When the barks first crack through the window of sleep, they sound like screams. Short and high pitched, screams of pain or terror. They slip into your dreams and confuse your sleep-befuddled brain, and then suddenly you're sitting upright, swearing, heart thudding, your ears straining for the direction of the sound- who..? But once you're awake, the realization is almost instantaneous. Because with open eyes comes a clarity.

This wasn't the first time I'd heard a fox bark. But never this close. I lean from the warmth of my bed and reach to open my skylight. The cold sweeps in from the street outside, and there it is, standing alert in the middle of the road just outside my house. Tail raised, it’s neck stretched with each high bark. It looks incredible. I cough as the night air tickles my throat, and, momentarily, it looks up at me. I have eye contact with a fox. Then it looks away, I am no threat, and it continues barking. Calling? I don’t know. For a full ten minutes I sit there, my duvet drawn about my shoulders, my skin rough from the cold, and watch it. My sister’s skylight next to mine opens, and we discuss the wild animal below us in whispers. It pays no attention to our speculating.
Suddenly it is joined by a second. Smaller and more fragile looking than the first, this fox wanders from the mouth of our road down to the pavement outside our neighbours house, and lies down. The first fox stops it’s barking. Walks up to a couple of meters away from it, lies down. They whine at each other, quietly, hardly noticeable. Then the first fox gets up, moves a meter closer, and lies down again. He repeats this til they are close, and both hidden behind the neighbour’s car. Ten seconds later, the second fox emerges and goes to sit in the middle of the road outside our house. The first fox departs. And the second restarts the barking.

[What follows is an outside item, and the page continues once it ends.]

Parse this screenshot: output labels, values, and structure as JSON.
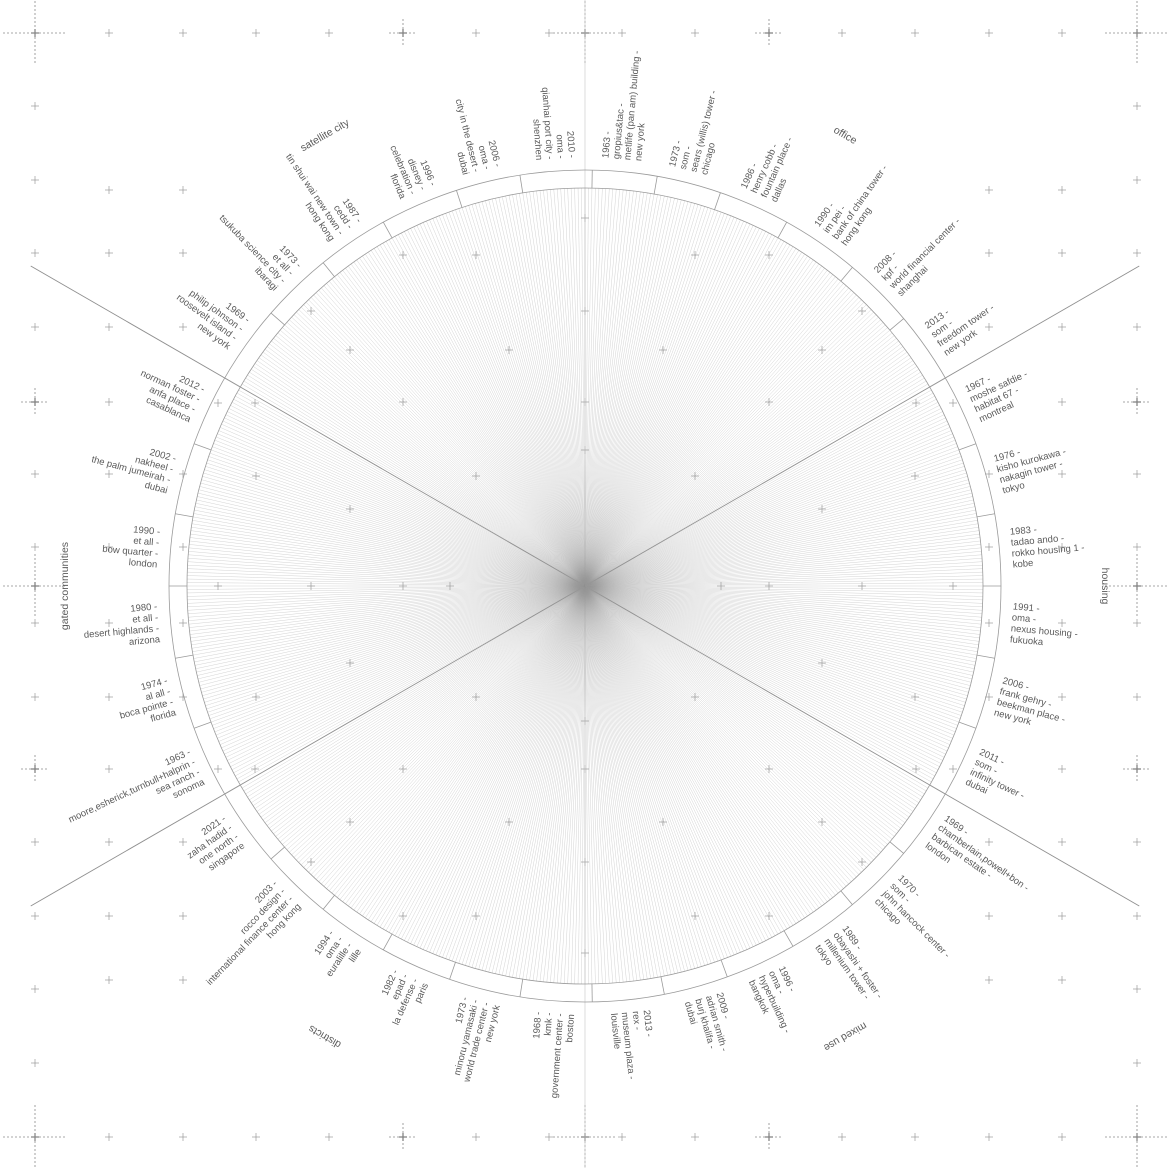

I sit, shivering slightly, watching this strange event. My sister’s skylight closes, but I sit still and silent until, without due warning, the fox ups and leaves. A swish of the tail as she turns a quick circle, and then pads off down the road. I close my skylight with a clunk, and snuggle back down into the duvet, curling up small to try and make the most of the limited area of warmth. That night my dreams are followed by a small red fox. Tail raised high.